Our relationship with the Nokhangela family:

  • The first time we reached out to Avethandwa’s family was when Avethandwa got into distress while swimming and the efforts to rescue her were ongoing – we phoned her family to alert them, and to ask if we could fetch her mother or if she was able to travel to the resort. Her mother was not home at that time. We later left the beach to travel to Avethandwa’s home to explain to her mother that it was likely that Avethandwa had drowned and to explain what happened.
  • We visited Avethandwa’s home every day, except one, before her funeral and also kept in contact with her family on the phone. 
  • We immediately arranged counselling for the family and supported the funeral expenses. Equal Education staff and members attended and spoke at a memorial organised by the school as well as at the funeral.
  • Avethandwa’s family asked that we give them some space after the funeral. We respected this request. We did however need to make contact with them again about 10 days after the funeral, to confirm that they were still wanting to participate in the fact-finding process. The family let us know this past Sunday, 30 May, that they have decided not to provide statements for the fact-finding process, but will participate in the independent investigation. 

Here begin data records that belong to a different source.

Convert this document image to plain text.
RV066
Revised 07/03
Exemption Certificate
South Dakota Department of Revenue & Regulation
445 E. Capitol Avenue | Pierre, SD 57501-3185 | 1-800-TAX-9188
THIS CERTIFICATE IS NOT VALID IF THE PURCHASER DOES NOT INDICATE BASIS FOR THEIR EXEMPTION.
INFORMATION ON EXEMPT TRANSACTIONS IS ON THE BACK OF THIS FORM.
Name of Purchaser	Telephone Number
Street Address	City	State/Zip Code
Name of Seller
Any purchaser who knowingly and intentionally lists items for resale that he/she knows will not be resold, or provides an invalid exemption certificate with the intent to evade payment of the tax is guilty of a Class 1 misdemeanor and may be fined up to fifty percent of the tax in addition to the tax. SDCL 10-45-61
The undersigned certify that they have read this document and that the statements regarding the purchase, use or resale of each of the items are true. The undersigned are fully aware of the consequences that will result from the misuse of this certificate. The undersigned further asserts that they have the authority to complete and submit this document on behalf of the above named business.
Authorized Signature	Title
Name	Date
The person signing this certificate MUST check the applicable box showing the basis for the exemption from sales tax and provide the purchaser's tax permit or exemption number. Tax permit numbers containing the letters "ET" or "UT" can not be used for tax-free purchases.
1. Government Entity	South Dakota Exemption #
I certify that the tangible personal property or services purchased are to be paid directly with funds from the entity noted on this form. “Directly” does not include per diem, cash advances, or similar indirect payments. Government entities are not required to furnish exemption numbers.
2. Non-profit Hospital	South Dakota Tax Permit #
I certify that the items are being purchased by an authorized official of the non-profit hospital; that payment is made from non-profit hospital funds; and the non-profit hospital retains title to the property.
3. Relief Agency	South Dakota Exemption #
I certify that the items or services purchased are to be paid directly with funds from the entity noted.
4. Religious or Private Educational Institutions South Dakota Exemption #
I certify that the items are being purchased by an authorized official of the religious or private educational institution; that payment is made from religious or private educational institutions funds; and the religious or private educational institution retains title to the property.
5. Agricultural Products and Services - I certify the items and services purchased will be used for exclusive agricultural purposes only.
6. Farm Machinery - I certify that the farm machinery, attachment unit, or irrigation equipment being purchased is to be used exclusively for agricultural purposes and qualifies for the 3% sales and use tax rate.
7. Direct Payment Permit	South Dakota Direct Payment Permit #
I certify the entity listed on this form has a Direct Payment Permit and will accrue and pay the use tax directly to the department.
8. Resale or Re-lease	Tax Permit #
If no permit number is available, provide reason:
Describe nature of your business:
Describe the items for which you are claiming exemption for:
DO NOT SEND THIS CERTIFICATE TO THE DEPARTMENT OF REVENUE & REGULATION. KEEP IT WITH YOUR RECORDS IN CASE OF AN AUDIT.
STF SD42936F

We are strongly committed to principles of accountability, which is why there are dedicated processes underway. We appeal to the public to let these processes run their course. There is also a judicial  process already underway, namely the police inquest, which we do not want to compromise or influence. We remain willing to participate in processes that the Eastern Cape Education Department establishes. 

We are committed to supporting the Nokhangela family in this time of deep grief and sadness, and to ensuring a safe place for nurturing young activists.